Sunday, May 3, 2020


STRAT MADNESS

After a lengthy hiatus from this blog, I decided to return to it to document the results of a decades-long baseball project of mine, following some unsatisfactory efforts to do so in a Facebook group.  The recent stay-at-home health concerns have allowed me to return to this adventure after quite a while away from it.

This project is a Strat-0-matic cards and dice, basic side of the cards, single elimination madness tournament of every Strat team I own (which is pretty much all of them, over 400 teams have played so far).   Some background: I first obtained Strat cards as a 12-year old, getting the original 1967 American League teams when they were released in 1968, in the hopes of getting my White Sox to not collapse and actually win the pennant with me at the helm (result: failure; that team couldn't score to save its life). I bought the 1968 National League teams the following year, and, well, I've gotten pretty much every season since. Initially, I was able to find folks to play FTF games with, but I moved in 1980 and couldn't find any Strat players, so I decided to start a solitaire project consisting of a single-elimination tournament that included every team I owned (at that time, 1967 to 1980, the Old Timers sets, and a few past season releases). Of course, with new teams added to my collection every year, the tournament is indeed endless (and there have been gaps of years where it sat untouched), but here I am 40 years later, sheltering in place and making more progress than I have in decades.

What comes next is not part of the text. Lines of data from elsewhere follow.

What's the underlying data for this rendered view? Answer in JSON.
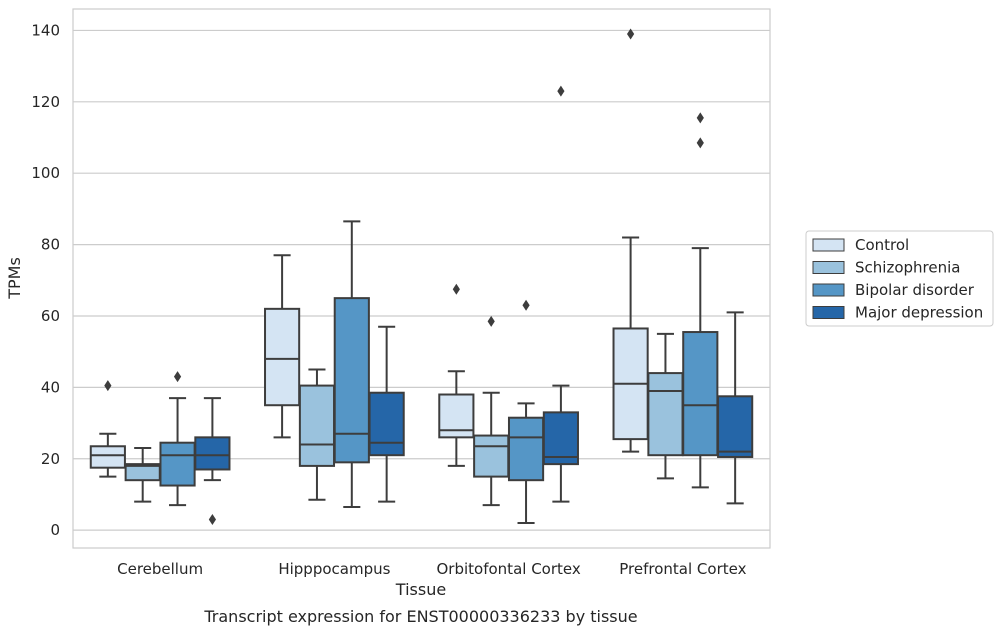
{
  "chart_data": {
    "type": "boxplot",
    "title": "Transcript expression for ENST00000336233 by tissue",
    "xlabel": "Tissue",
    "ylabel": "TPMs",
    "ylim": [
      -5,
      146
    ],
    "yticks": [
      0,
      20,
      40,
      60,
      80,
      100,
      120,
      140
    ],
    "grid": true,
    "legend_position": "right",
    "categories": [
      "Cerebellum",
      "Hipppocampus",
      "Orbitofontal Cortex",
      "Prefrontal Cortex"
    ],
    "series": [
      {
        "name": "Control",
        "color": "#d4e4f3",
        "boxes": [
          {
            "whisker_low": 15,
            "q1": 17.5,
            "median": 21,
            "q3": 23.5,
            "whisker_high": 27,
            "outliers": [
              40.5
            ]
          },
          {
            "whisker_low": 26,
            "q1": 35,
            "median": 48,
            "q3": 62,
            "whisker_high": 77,
            "outliers": []
          },
          {
            "whisker_low": 18,
            "q1": 26,
            "median": 28,
            "q3": 38,
            "whisker_high": 44.5,
            "outliers": [
              67.5
            ]
          },
          {
            "whisker_low": 22,
            "q1": 25.5,
            "median": 41,
            "q3": 56.5,
            "whisker_high": 82,
            "outliers": [
              139
            ]
          }
        ]
      },
      {
        "name": "Schizophrenia",
        "color": "#9ac2dd",
        "boxes": [
          {
            "whisker_low": 8,
            "q1": 14,
            "median": 18,
            "q3": 18.5,
            "whisker_high": 23,
            "outliers": []
          },
          {
            "whisker_low": 8.5,
            "q1": 18,
            "median": 24,
            "q3": 40.5,
            "whisker_high": 45,
            "outliers": []
          },
          {
            "whisker_low": 7,
            "q1": 15,
            "median": 23.5,
            "q3": 26.5,
            "whisker_high": 38.5,
            "outliers": [
              58.5
            ]
          },
          {
            "whisker_low": 14.5,
            "q1": 21,
            "median": 39,
            "q3": 44,
            "whisker_high": 55,
            "outliers": []
          }
        ]
      },
      {
        "name": "Bipolar disorder",
        "color": "#5596c6",
        "boxes": [
          {
            "whisker_low": 7,
            "q1": 12.5,
            "median": 21,
            "q3": 24.5,
            "whisker_high": 37,
            "outliers": [
              43
            ]
          },
          {
            "whisker_low": 6.5,
            "q1": 19,
            "median": 27,
            "q3": 65,
            "whisker_high": 86.5,
            "outliers": []
          },
          {
            "whisker_low": 2,
            "q1": 14,
            "median": 26,
            "q3": 31.5,
            "whisker_high": 35.5,
            "outliers": [
              63
            ]
          },
          {
            "whisker_low": 12,
            "q1": 21,
            "median": 35,
            "q3": 55.5,
            "whisker_high": 79,
            "outliers": [
              108.5,
              115.5
            ]
          }
        ]
      },
      {
        "name": "Major depression",
        "color": "#2566a8",
        "boxes": [
          {
            "whisker_low": 14,
            "q1": 17,
            "median": 21,
            "q3": 26,
            "whisker_high": 37,
            "outliers": [
              3
            ]
          },
          {
            "whisker_low": 8,
            "q1": 21,
            "median": 24.5,
            "q3": 38.5,
            "whisker_high": 57,
            "outliers": []
          },
          {
            "whisker_low": 8,
            "q1": 18.5,
            "median": 20.5,
            "q3": 33,
            "whisker_high": 40.5,
            "outliers": [
              123
            ]
          },
          {
            "whisker_low": 7.5,
            "q1": 20.5,
            "median": 22,
            "q3": 37.5,
            "whisker_high": 61,
            "outliers": []
          }
        ]
      }
    ]
  }
}
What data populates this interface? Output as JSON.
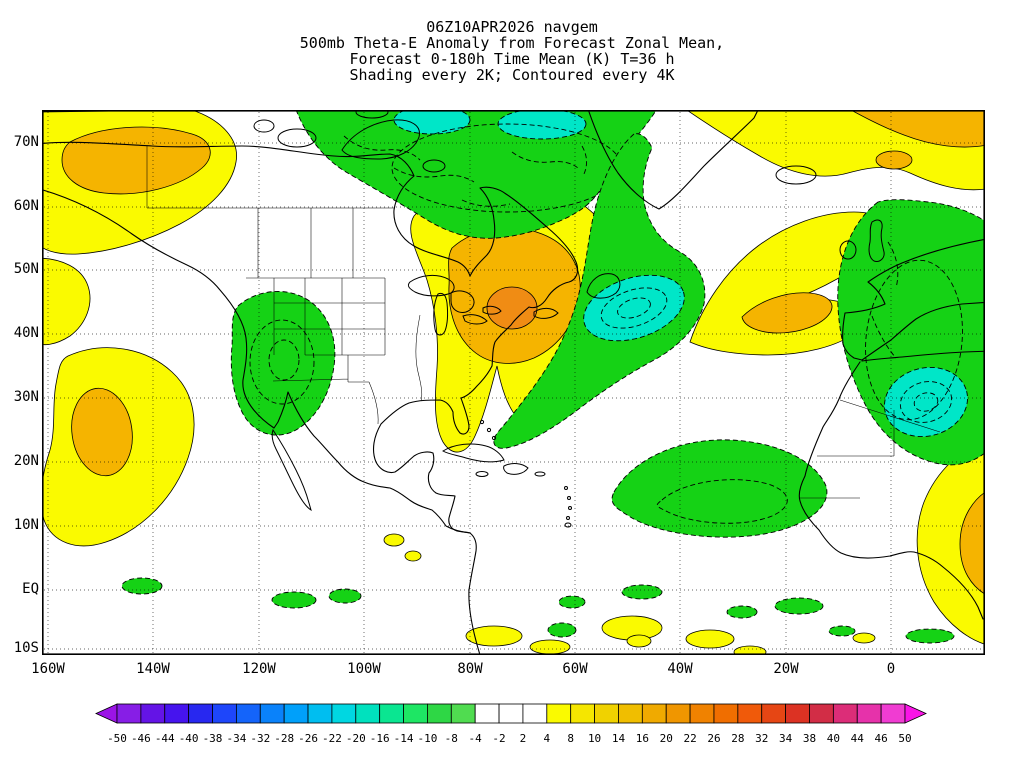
{
  "title": {
    "lines": [
      "06Z10APR2026 navgem",
      "500mb Theta-E Anomaly from Forecast Zonal Mean,",
      "Forecast 0-180h Time Mean (K) T=36 h",
      "Shading every 2K; Contoured every 4K"
    ]
  },
  "map": {
    "lat_labels": [
      "70N",
      "60N",
      "50N",
      "40N",
      "30N",
      "20N",
      "10N",
      "EQ",
      "10S"
    ],
    "lon_labels": [
      "160W",
      "140W",
      "120W",
      "100W",
      "80W",
      "60W",
      "40W",
      "20W",
      "0"
    ]
  },
  "colorbar": {
    "labels": [
      "-50",
      "-46",
      "-44",
      "-40",
      "-38",
      "-34",
      "-32",
      "-28",
      "-26",
      "-22",
      "-20",
      "-16",
      "-14",
      "-10",
      "-8",
      "-4",
      "-2",
      "2",
      "4",
      "8",
      "10",
      "14",
      "16",
      "20",
      "22",
      "26",
      "28",
      "32",
      "34",
      "38",
      "40",
      "44",
      "46",
      "50"
    ],
    "colors": [
      "#9b14e6",
      "#871ee6",
      "#6414e6",
      "#4614ee",
      "#2828f0",
      "#1e46fa",
      "#1464fa",
      "#0a82fa",
      "#00a0fa",
      "#00bef0",
      "#00d7e1",
      "#00e1be",
      "#0ae691",
      "#1ee664",
      "#2ed745",
      "#50dc50",
      "#ffffff",
      "#ffffff",
      "#ffffff",
      "#fafa00",
      "#f5e600",
      "#f0d200",
      "#f0be00",
      "#f0aa00",
      "#f09600",
      "#f08200",
      "#f06e00",
      "#f05a0a",
      "#e64614",
      "#dc3223",
      "#d22d46",
      "#dc2d78",
      "#e632aa",
      "#f03cd2",
      "#fa14e6"
    ]
  },
  "chart_data": {
    "type": "heatmap",
    "title": "500mb Theta-E Anomaly from Forecast Zonal Mean",
    "model": "navgem",
    "init_time": "06Z10APR2026",
    "forecast_period": "0-180h Time Mean",
    "tau": "36 h",
    "units": "K",
    "shading_interval_K": 2,
    "contour_interval_K": 4,
    "lat_ticks": [
      "70N",
      "60N",
      "50N",
      "40N",
      "30N",
      "20N",
      "10N",
      "EQ",
      "10S"
    ],
    "lon_ticks": [
      "160W",
      "140W",
      "120W",
      "100W",
      "80W",
      "60W",
      "40W",
      "20W",
      "0"
    ],
    "colorbar_range_K": [
      -50,
      50
    ],
    "fill_colors": {
      "positive_weak": "#fafa00",
      "positive_moderate": "#f5b400",
      "positive_strong": "#f08c14",
      "negative_weak": "#15d215",
      "negative_moderate": "#00e6c8"
    },
    "features": [
      {
        "sign": "positive",
        "location": "Alaska / Yukon / NE Pacific, 55-75N 130-165W",
        "est_peak_K": 10
      },
      {
        "sign": "negative",
        "location": "Canadian Arctic / Hudson Bay north, 55-75N 60-130W",
        "est_peak_K": -10
      },
      {
        "sign": "positive",
        "location": "Great Lakes / eastern North America, 30-60N 70-100W",
        "est_peak_K": 14
      },
      {
        "sign": "negative",
        "location": "Northwest Atlantic comma, ~45N 50W",
        "est_peak_K": -12
      },
      {
        "sign": "positive",
        "location": "Central Atlantic boomerang, 40-55N 0-40W",
        "est_peak_K": 10
      },
      {
        "sign": "negative",
        "location": "Western Europe / NW Africa / E Atlantic, 20-58N",
        "est_peak_K": -10
      },
      {
        "sign": "positive",
        "location": "Subtropical NE Pacific off Baja, 10-40N 140-160W",
        "est_peak_K": 8
      },
      {
        "sign": "negative",
        "location": "SW United States / Great Basin, ~38N 117W",
        "est_peak_K": -8
      },
      {
        "sign": "negative",
        "location": "Subtropical Atlantic, 10-23N 15-55W",
        "est_peak_K": -6
      },
      {
        "sign": "positive",
        "location": "West Africa / Sahel, 0-20N",
        "est_peak_K": 10
      }
    ]
  }
}
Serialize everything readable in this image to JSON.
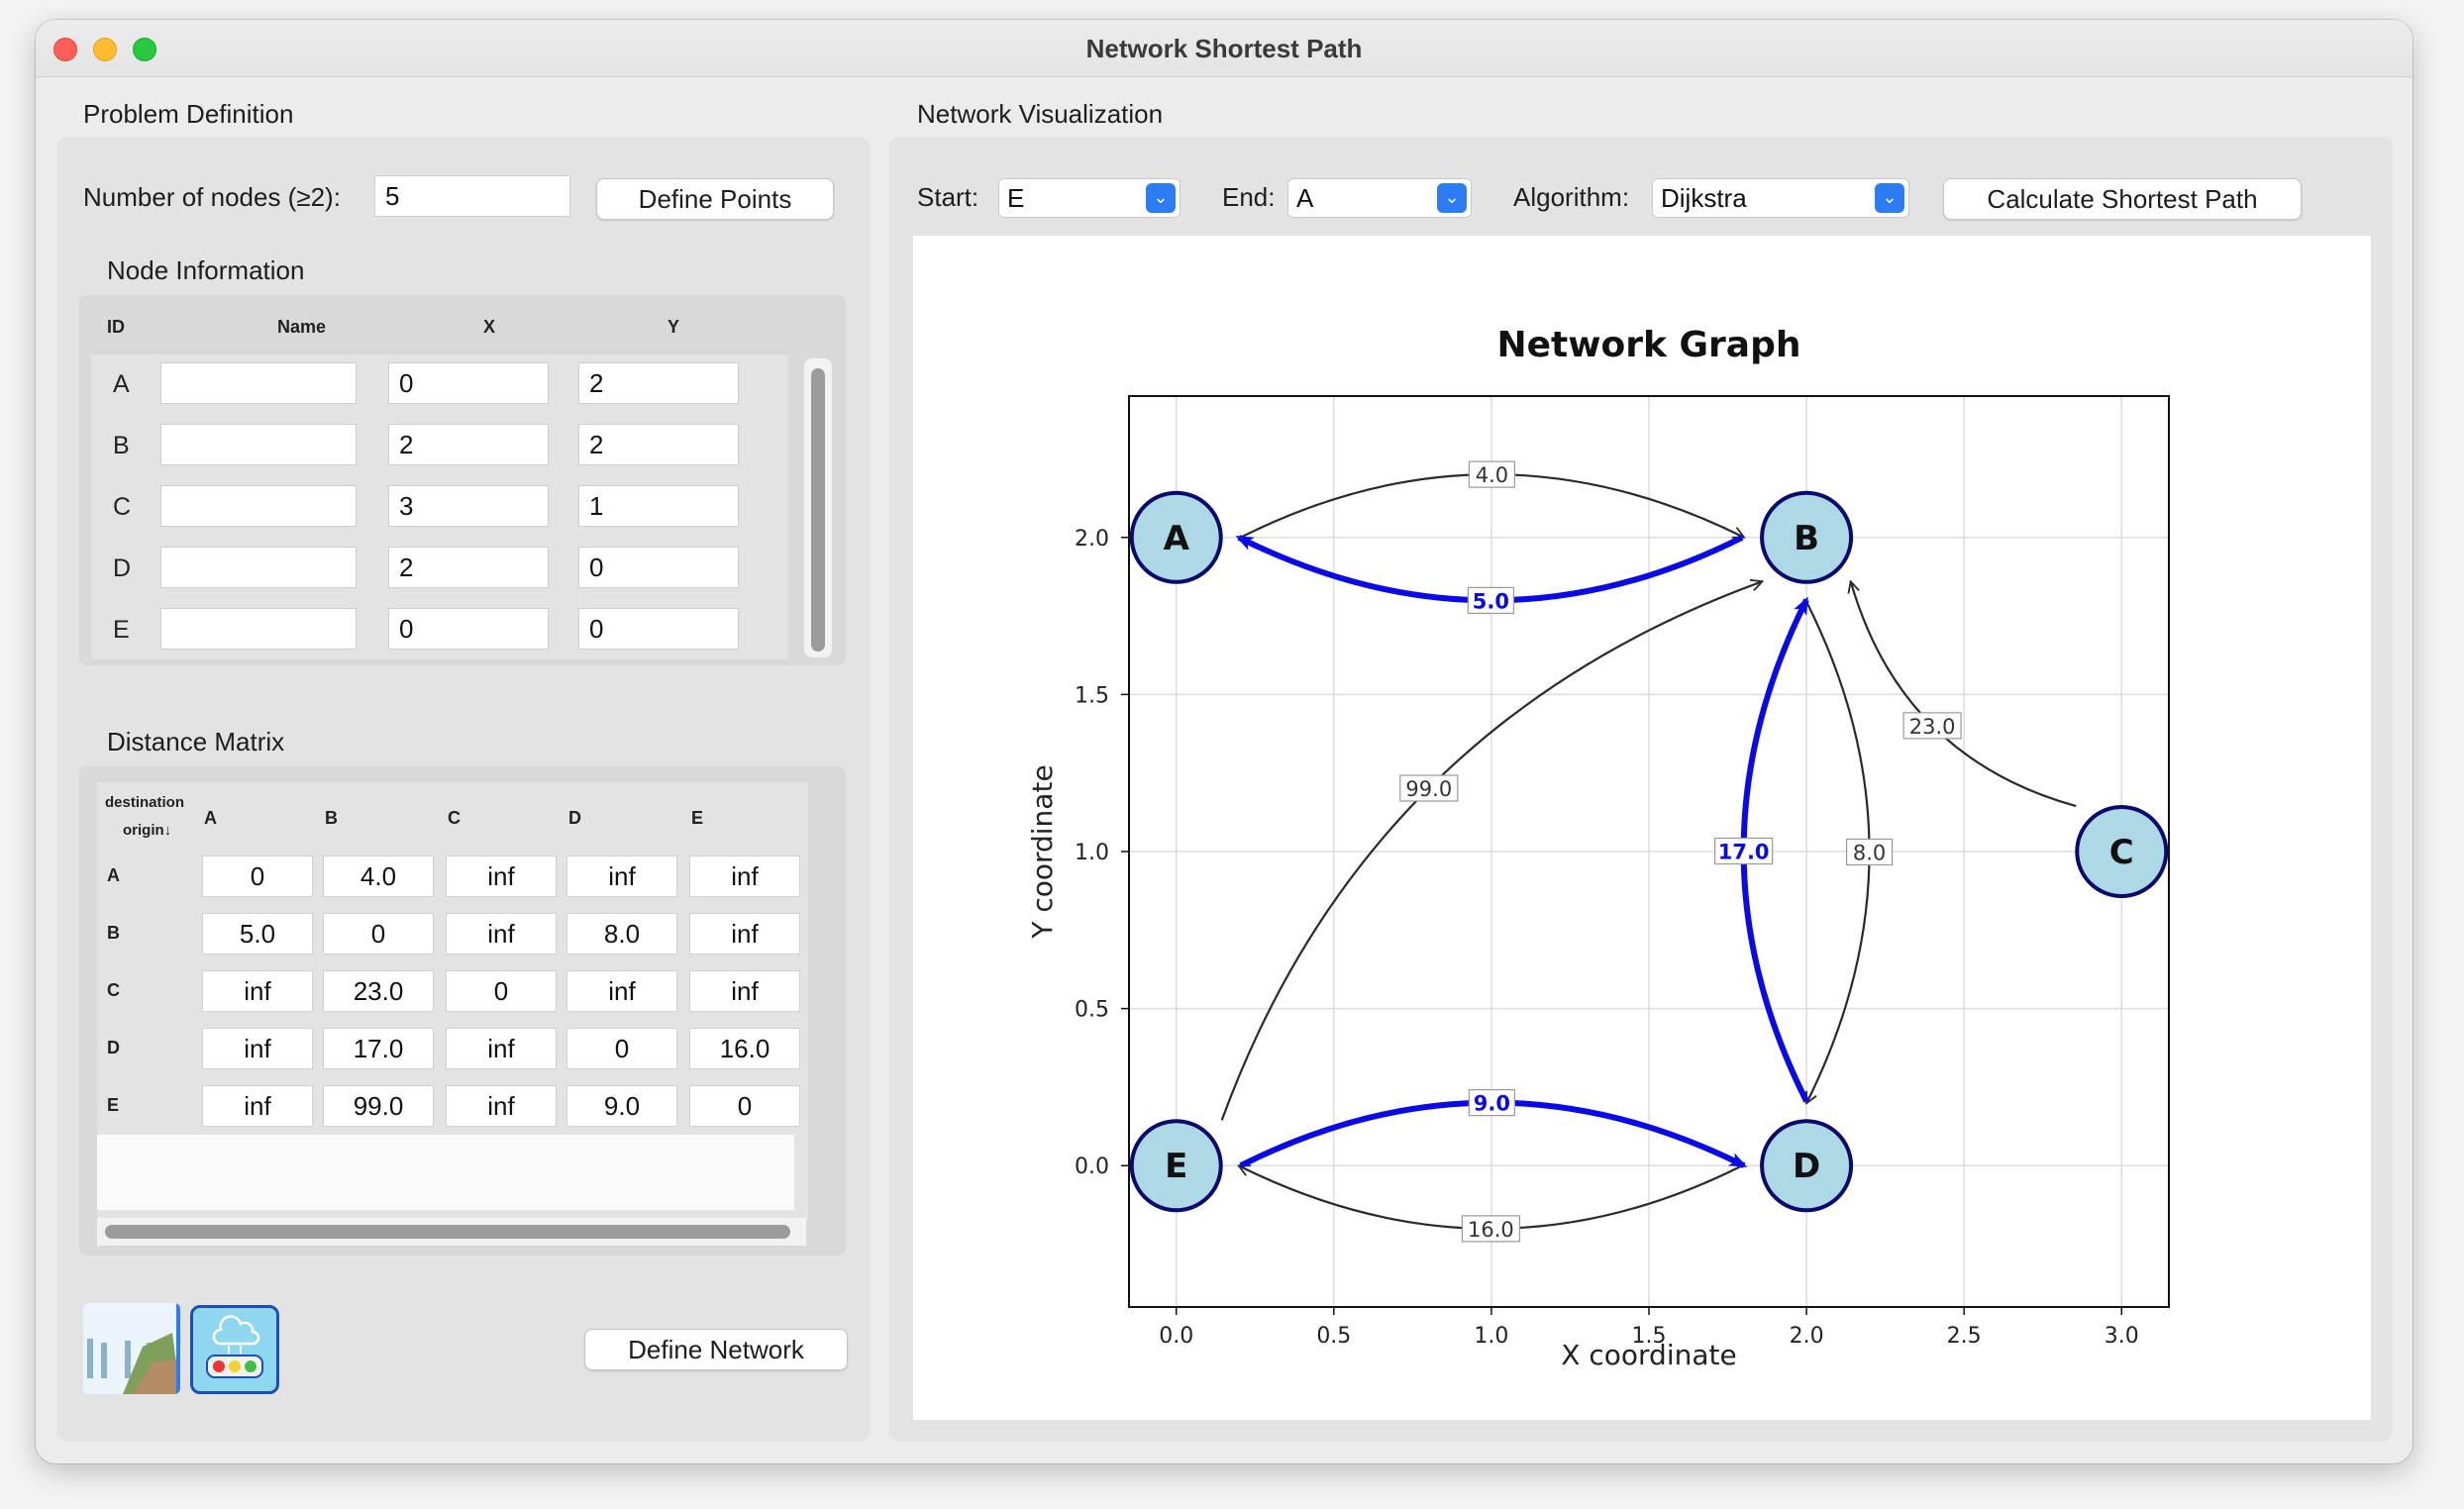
{
  "window": {
    "title": "Network Shortest Path"
  },
  "left": {
    "group_title": "Problem Definition",
    "num_nodes_label": "Number of nodes (≥2):",
    "num_nodes_value": "5",
    "define_points_label": "Define Points",
    "node_info_title": "Node Information",
    "node_table": {
      "headers": [
        "ID",
        "Name",
        "X",
        "Y"
      ],
      "rows": [
        {
          "id": "A",
          "name": "",
          "x": "0",
          "y": "2"
        },
        {
          "id": "B",
          "name": "",
          "x": "2",
          "y": "2"
        },
        {
          "id": "C",
          "name": "",
          "x": "3",
          "y": "1"
        },
        {
          "id": "D",
          "name": "",
          "x": "2",
          "y": "0"
        },
        {
          "id": "E",
          "name": "",
          "x": "0",
          "y": "0"
        }
      ]
    },
    "distance_title": "Distance Matrix",
    "distance_matrix": {
      "corner_top": "destination",
      "corner_bottom": "origin↓",
      "columns": [
        "A",
        "B",
        "C",
        "D",
        "E"
      ],
      "rows": [
        {
          "origin": "A",
          "values": [
            "0",
            "4.0",
            "inf",
            "inf",
            "inf"
          ]
        },
        {
          "origin": "B",
          "values": [
            "5.0",
            "0",
            "inf",
            "8.0",
            "inf"
          ]
        },
        {
          "origin": "C",
          "values": [
            "inf",
            "23.0",
            "0",
            "inf",
            "inf"
          ]
        },
        {
          "origin": "D",
          "values": [
            "inf",
            "17.0",
            "inf",
            "0",
            "16.0"
          ]
        },
        {
          "origin": "E",
          "values": [
            "inf",
            "99.0",
            "inf",
            "9.0",
            "0"
          ]
        }
      ]
    },
    "define_network_label": "Define Network"
  },
  "right": {
    "group_title": "Network Visualization",
    "start_label": "Start:",
    "start_value": "E",
    "end_label": "End:",
    "end_value": "A",
    "algorithm_label": "Algorithm:",
    "algorithm_value": "Dijkstra",
    "calculate_label": "Calculate Shortest Path"
  },
  "colors": {
    "path_edge": "#0a0ae8",
    "normal_edge": "#2a2a2a",
    "node_fill": "#add8e6",
    "node_stroke": "#0a0a6e"
  },
  "chart_data": {
    "type": "scatter",
    "title": "Network Graph",
    "xlabel": "X coordinate",
    "ylabel": "Y coordinate",
    "xlim": [
      -0.15,
      3.15
    ],
    "ylim": [
      -0.45,
      2.45
    ],
    "xticks": [
      "0.0",
      "0.5",
      "1.0",
      "1.5",
      "2.0",
      "2.5",
      "3.0"
    ],
    "yticks": [
      "0.0",
      "0.5",
      "1.0",
      "1.5",
      "2.0"
    ],
    "grid": true,
    "nodes": [
      {
        "label": "A",
        "x": 0,
        "y": 2
      },
      {
        "label": "B",
        "x": 2,
        "y": 2
      },
      {
        "label": "C",
        "x": 3,
        "y": 1
      },
      {
        "label": "D",
        "x": 2,
        "y": 0
      },
      {
        "label": "E",
        "x": 0,
        "y": 0
      }
    ],
    "edges": [
      {
        "from": "A",
        "to": "B",
        "weight": "4.0",
        "on_path": false
      },
      {
        "from": "B",
        "to": "A",
        "weight": "5.0",
        "on_path": true
      },
      {
        "from": "B",
        "to": "D",
        "weight": "8.0",
        "on_path": false
      },
      {
        "from": "C",
        "to": "B",
        "weight": "23.0",
        "on_path": false
      },
      {
        "from": "D",
        "to": "B",
        "weight": "17.0",
        "on_path": true
      },
      {
        "from": "D",
        "to": "E",
        "weight": "16.0",
        "on_path": false
      },
      {
        "from": "E",
        "to": "B",
        "weight": "99.0",
        "on_path": false
      },
      {
        "from": "E",
        "to": "D",
        "weight": "9.0",
        "on_path": true
      }
    ]
  }
}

I wrote a little program to randomly select and seed teams in 8-team "regionals".   On rare occasions, I will move further into the tournament, but the regionals are manageable chunks of games and allow me to explore a wide array of different teams from baseball history.  So, if you're curious about how some of your favorite teams might do, please follow along!  But remember--it's single elimination, do or die, losers go home.    As a result, the ultimate champion, if there ever were to be one, won't be the "best team" in baseball history, and they may not even have won their league or division.   However, that team WILL be one that simply refuses to lose!